Cette perspective est-elle illusoire à l’ère des vastes conglomérats qui enserrent les populations et les marchés ? Les avancées spectaculaires du capitalisme mondialisé semblent le confirmer, mais elles peuvent être trompeuses. En fait, elles sont loin de sonner le glas économique des États. Il y a lieu de rappeler que les multinationales effectuent 80 % de leurs investissements et de leurs opérations dans le pays de leur siège social, que les PME demeurent partout la principale source d’emplois et que ce sont les États qui contrôlent la monnaie, le fisc, les politiques sociales, la justice, l’accès aux ressources naturelles…

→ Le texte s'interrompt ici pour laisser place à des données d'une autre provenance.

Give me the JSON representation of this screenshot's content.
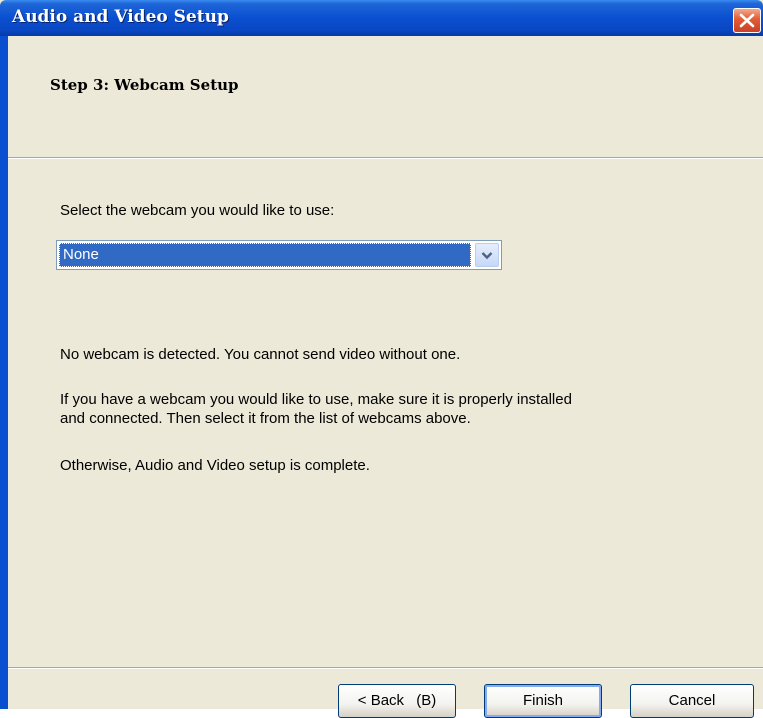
{
  "window": {
    "title": "Audio and Video Setup"
  },
  "header": {
    "step_title": "Step 3: Webcam Setup"
  },
  "webcam": {
    "label": "Select the webcam you would like to use:",
    "selected": "None"
  },
  "messages": {
    "no_webcam": "No webcam is detected. You cannot send video without one.",
    "instructions_line1": "If you have a webcam you would like to use, make sure it is properly installed",
    "instructions_line2": "and connected. Then select it from the list of webcams above.",
    "complete": "Otherwise, Audio and Video setup is complete."
  },
  "footer": {
    "back_label": "< Back",
    "back_accel": "(B)",
    "finish_label": "Finish",
    "cancel_label": "Cancel"
  },
  "colors": {
    "titlebar": "#0a4fd0",
    "dialog_bg": "#ece9d8",
    "selection": "#316ac5",
    "close": "#e35a33"
  }
}
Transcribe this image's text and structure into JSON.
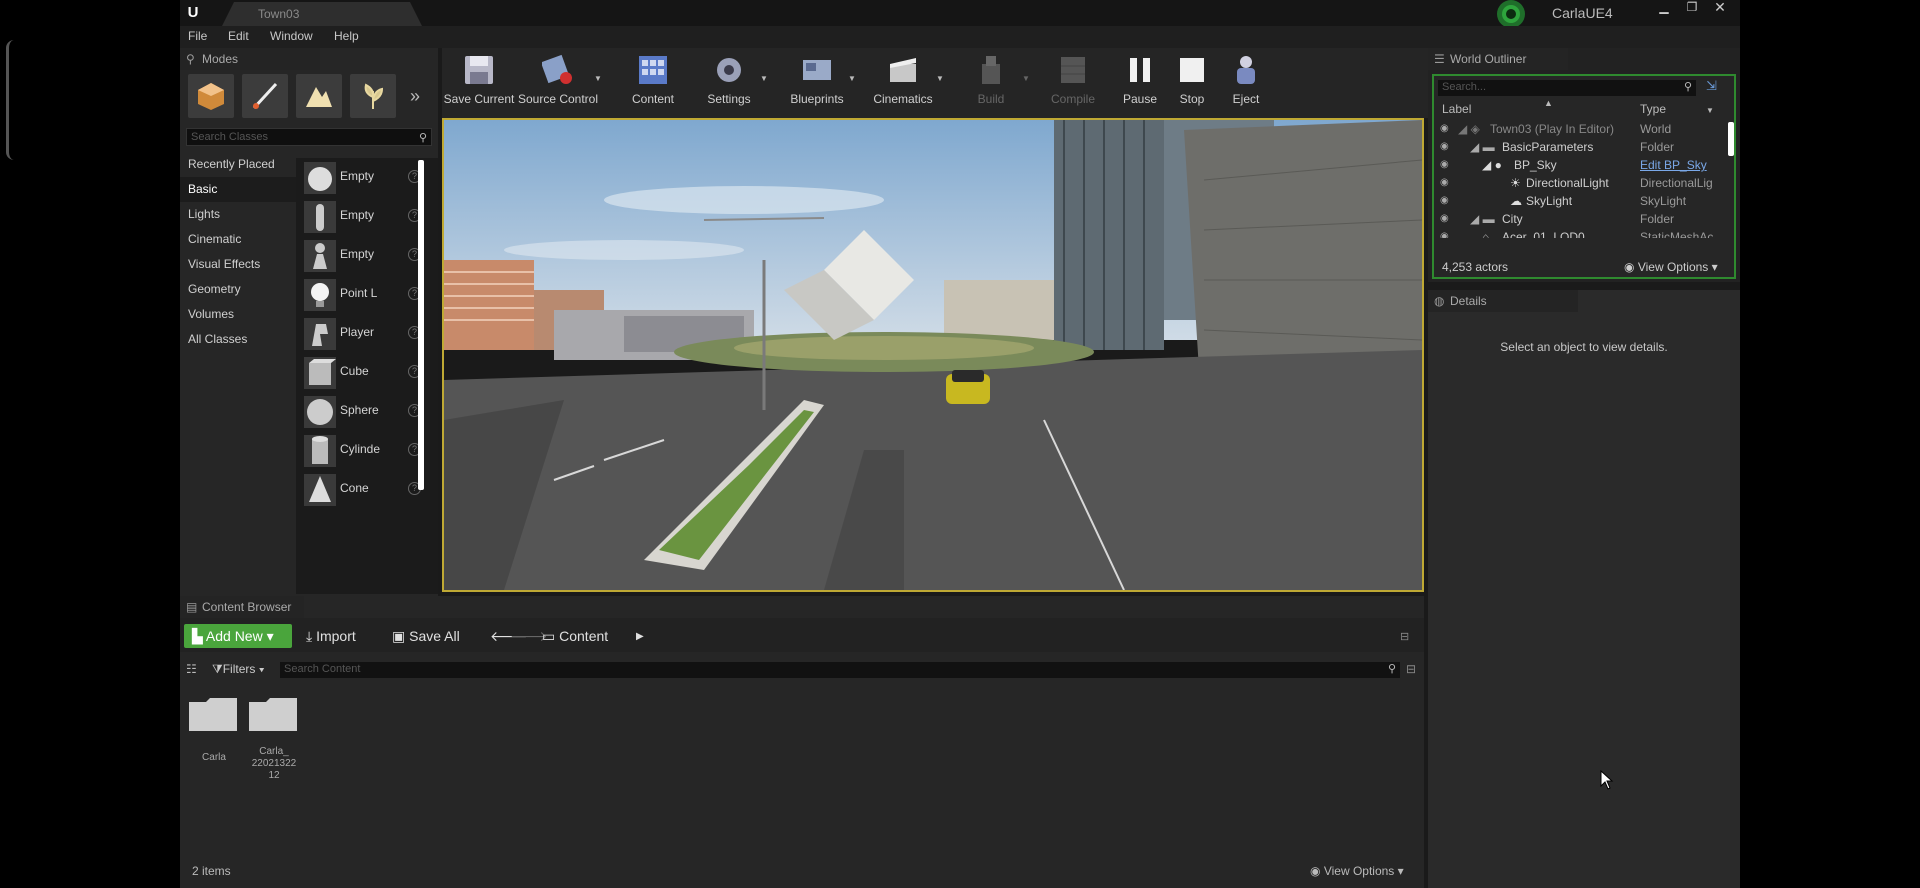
{
  "titlebar": {
    "tab": "Town03",
    "project": "CarlaUE4"
  },
  "menu": [
    "File",
    "Edit",
    "Window",
    "Help"
  ],
  "modes": {
    "title": "Modes",
    "search_placeholder": "Search Classes",
    "categories": [
      "Recently Placed",
      "Basic",
      "Lights",
      "Cinematic",
      "Visual Effects",
      "Geometry",
      "Volumes",
      "All Classes"
    ],
    "assets": [
      "Empty",
      "Empty",
      "Empty",
      "Point L",
      "Player",
      "Cube",
      "Sphere",
      "Cylinde",
      "Cone"
    ]
  },
  "toolbar": [
    {
      "label": "Save Current",
      "icon": "save-icon"
    },
    {
      "label": "Source Control",
      "icon": "source-control-icon"
    },
    {
      "label": "Content",
      "icon": "content-icon"
    },
    {
      "label": "Settings",
      "icon": "settings-icon"
    },
    {
      "label": "Blueprints",
      "icon": "blueprints-icon"
    },
    {
      "label": "Cinematics",
      "icon": "cinematics-icon"
    },
    {
      "label": "Build",
      "icon": "build-icon"
    },
    {
      "label": "Compile",
      "icon": "compile-icon"
    },
    {
      "label": "Pause",
      "icon": "pause-icon"
    },
    {
      "label": "Stop",
      "icon": "stop-icon"
    },
    {
      "label": "Eject",
      "icon": "eject-icon"
    }
  ],
  "outliner": {
    "title": "World Outliner",
    "search_placeholder": "Search...",
    "col_label": "Label",
    "col_type": "Type",
    "rows": [
      {
        "label": "Town03 (Play In Editor)",
        "type": "World"
      },
      {
        "label": "BasicParameters",
        "type": "Folder"
      },
      {
        "label": "BP_Sky",
        "type": "Edit BP_Sky"
      },
      {
        "label": "DirectionalLight",
        "type": "DirectionalLig"
      },
      {
        "label": "SkyLight",
        "type": "SkyLight"
      },
      {
        "label": "City",
        "type": "Folder"
      },
      {
        "label": "Acer_01_LOD0",
        "type": "StaticMeshAc"
      }
    ],
    "count": "4,253 actors",
    "view_options": "View Options"
  },
  "details": {
    "title": "Details",
    "message": "Select an object to view details."
  },
  "content_browser": {
    "title": "Content Browser",
    "add_new": "Add New",
    "import": "Import",
    "save_all": "Save All",
    "path": "Content",
    "filters": "Filters",
    "search_placeholder": "Search Content",
    "folders": [
      "Carla",
      "Carla_\n22021322 12"
    ],
    "count": "2 items",
    "view_options": "View Options"
  },
  "colors": {
    "accent_green": "#4aa53c",
    "viewport_border": "#bfa934",
    "outliner_border": "#2f8a2f"
  }
}
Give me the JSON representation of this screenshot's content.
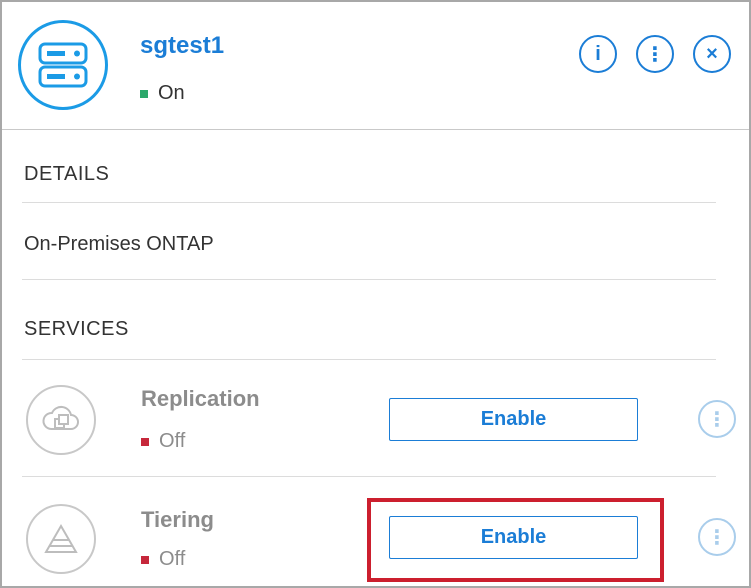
{
  "environment": {
    "name": "sgtest1",
    "status": "On",
    "status_color": "#2ca86b",
    "icon": "storage-server-icon"
  },
  "header_actions": {
    "info_label": "i",
    "more_label": "⋮",
    "close_label": "×"
  },
  "details": {
    "title": "DETAILS",
    "type": "On-Premises ONTAP"
  },
  "services": {
    "title": "SERVICES",
    "items": [
      {
        "name": "Replication",
        "status": "Off",
        "button": "Enable",
        "icon": "cloud-replication-icon",
        "more": "⋮"
      },
      {
        "name": "Tiering",
        "status": "Off",
        "button": "Enable",
        "icon": "tiering-pyramid-icon",
        "more": "⋮"
      }
    ]
  },
  "colors": {
    "accent": "#1b7dd6",
    "highlight": "#cc1f2e",
    "status_off": "#c6283b"
  }
}
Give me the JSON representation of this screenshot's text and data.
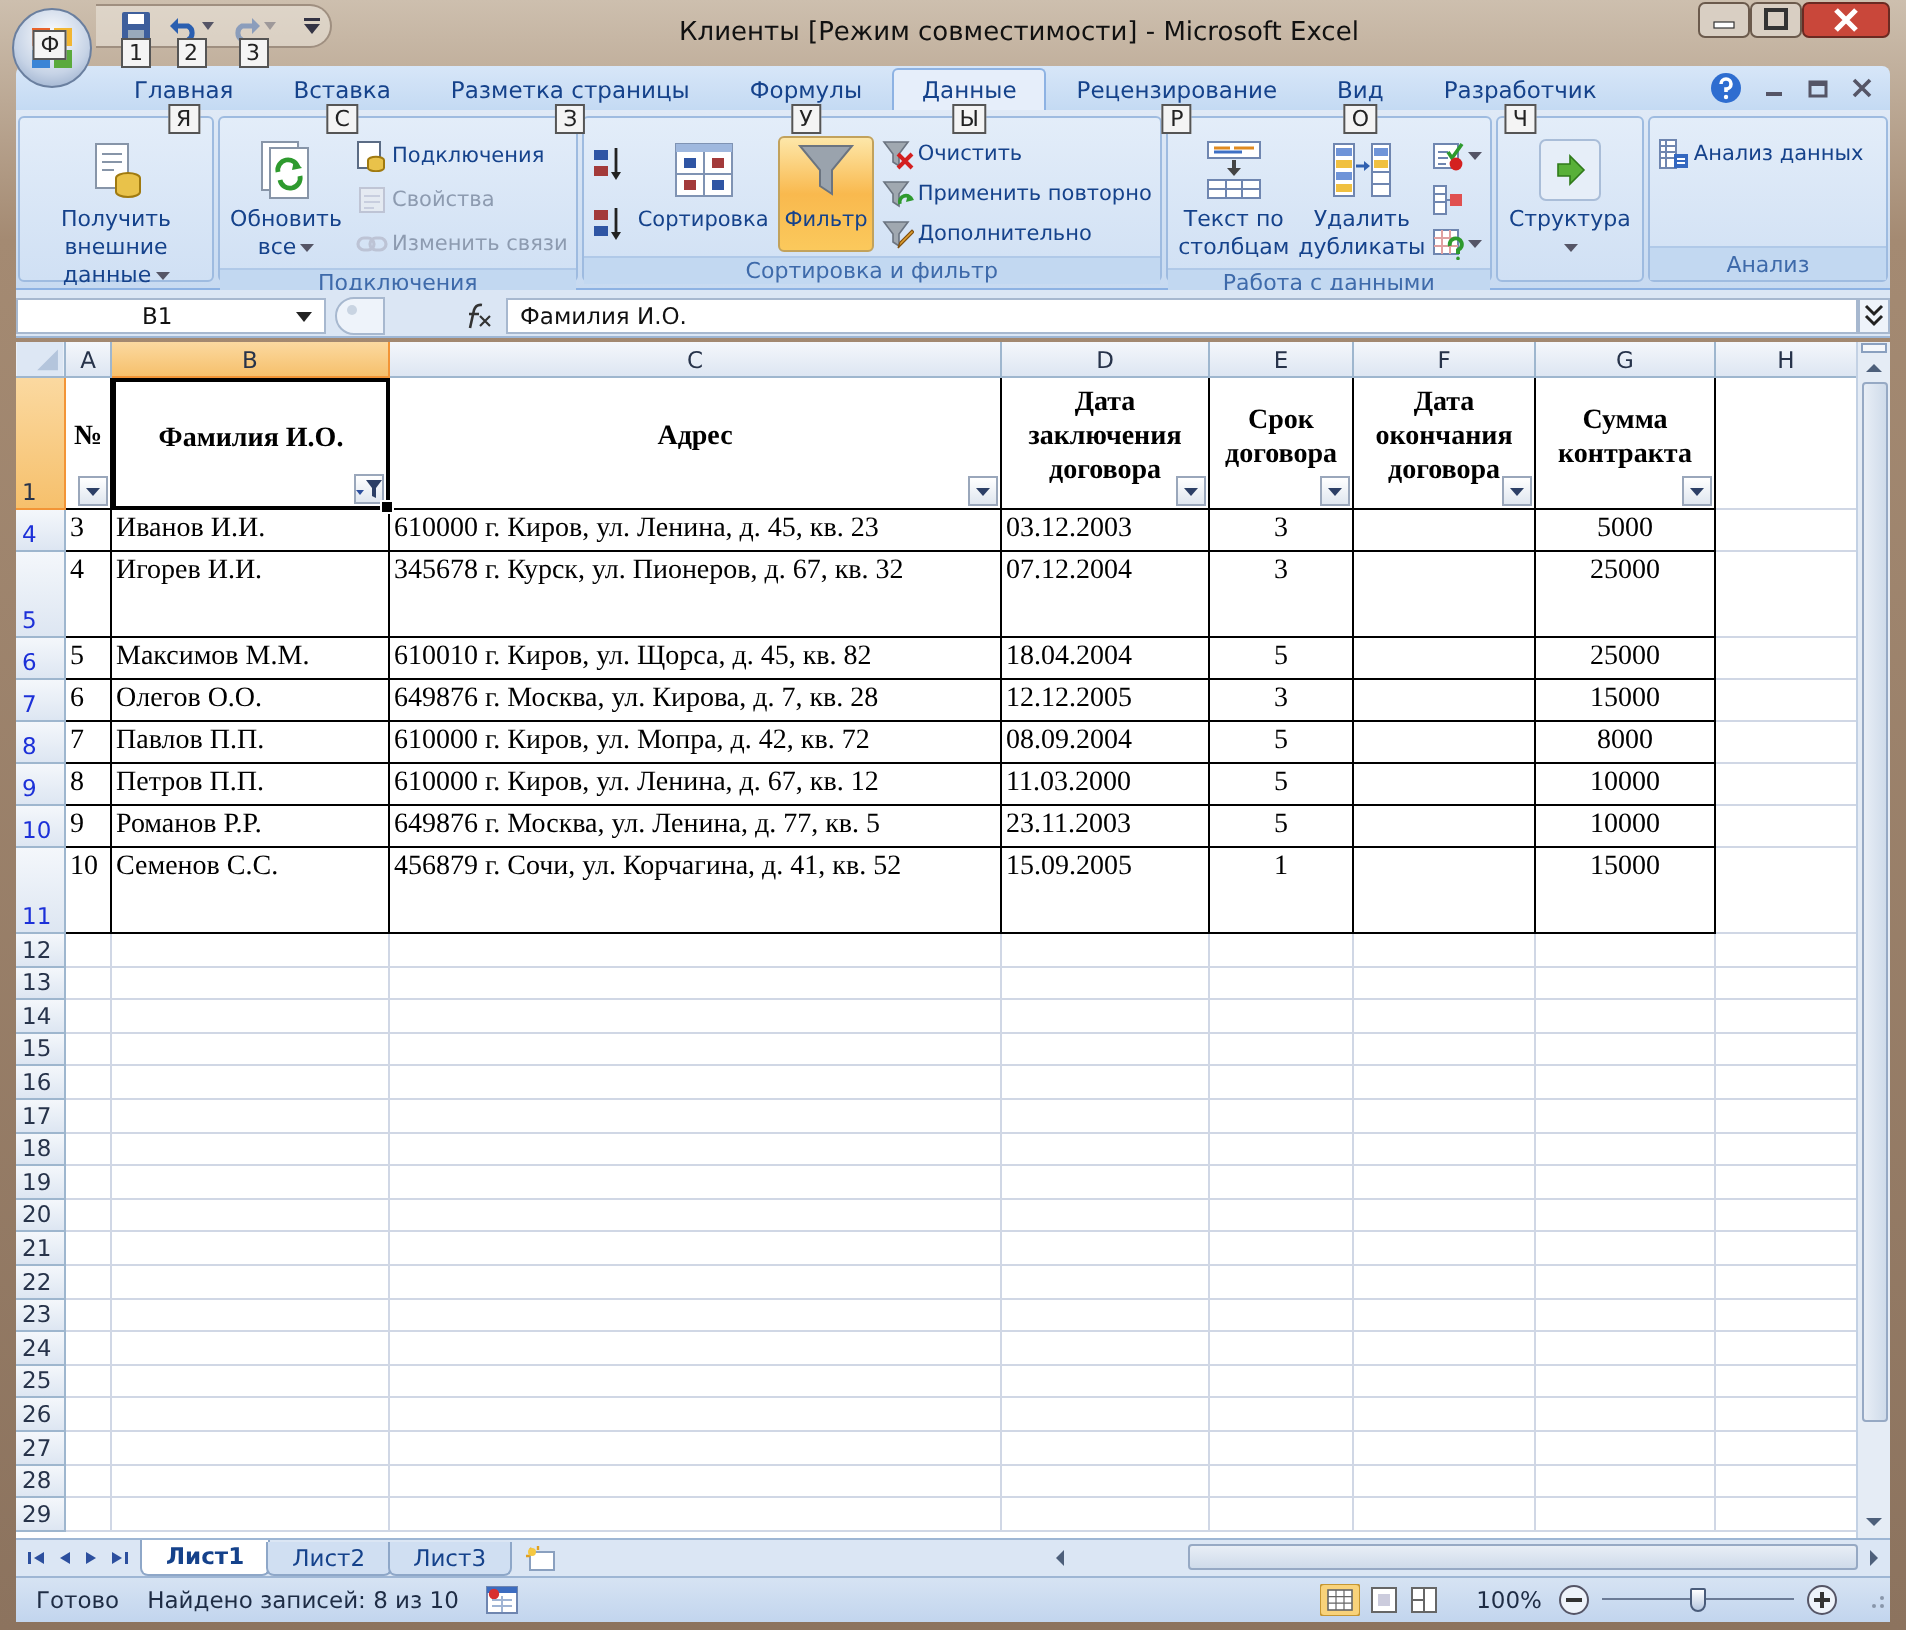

Il est utile aussi de souligner que les grands organismes mondiaux reposent sur des accords entre États, que ce que nous appelons les grandes puissances sont toutes des nations profondément enracinées (et qui entendent bien le demeurer), que toutes les compétitions sportives internationales sont des festivals de drapeaux nationaux, etc.

Pour un temps indéterminé, il semble bien que l’avenir appartienne aux nations mondialisées, à savoir des nations qui, tout en perpétuant leur spécificité, leur parcours et leur vision du monde, tout en protégeant aussi leur marge de manœuvre, contractent tous les liens de collaboration possibles avec les instances et les acteurs supranationaux, nourrissent leur culture de tous les apports externes, savent composer avec une immigration appelée inévitablement à s’accroître, bref, apprennent à conjuguer étroitement le local et le mondial. Tout cela appelle bien sûr divers ajustements, par exemple : des rapprochements, des alliances entre nations, des identités plus inclusives, un élargissement des mythes nationaux, une intégration plus harmonieuse de l’Autre.

C’est exactement la voie dans laquelle sont déjà engagés le Québec et de nombreuses nations du monde. Il ne s’agit donc pas de rejeter la mondialisation, ce qui serait aussi irréaliste que délétère, mais d’en retirer tous les apports possibles dans un double esprit d’ouverture et de pragmatisme.

Note : Ces réflexions s’appuient sur un chapitre de mon dernier livre (Les Nations savent-elles encore rêver ?, Boréal, 2019).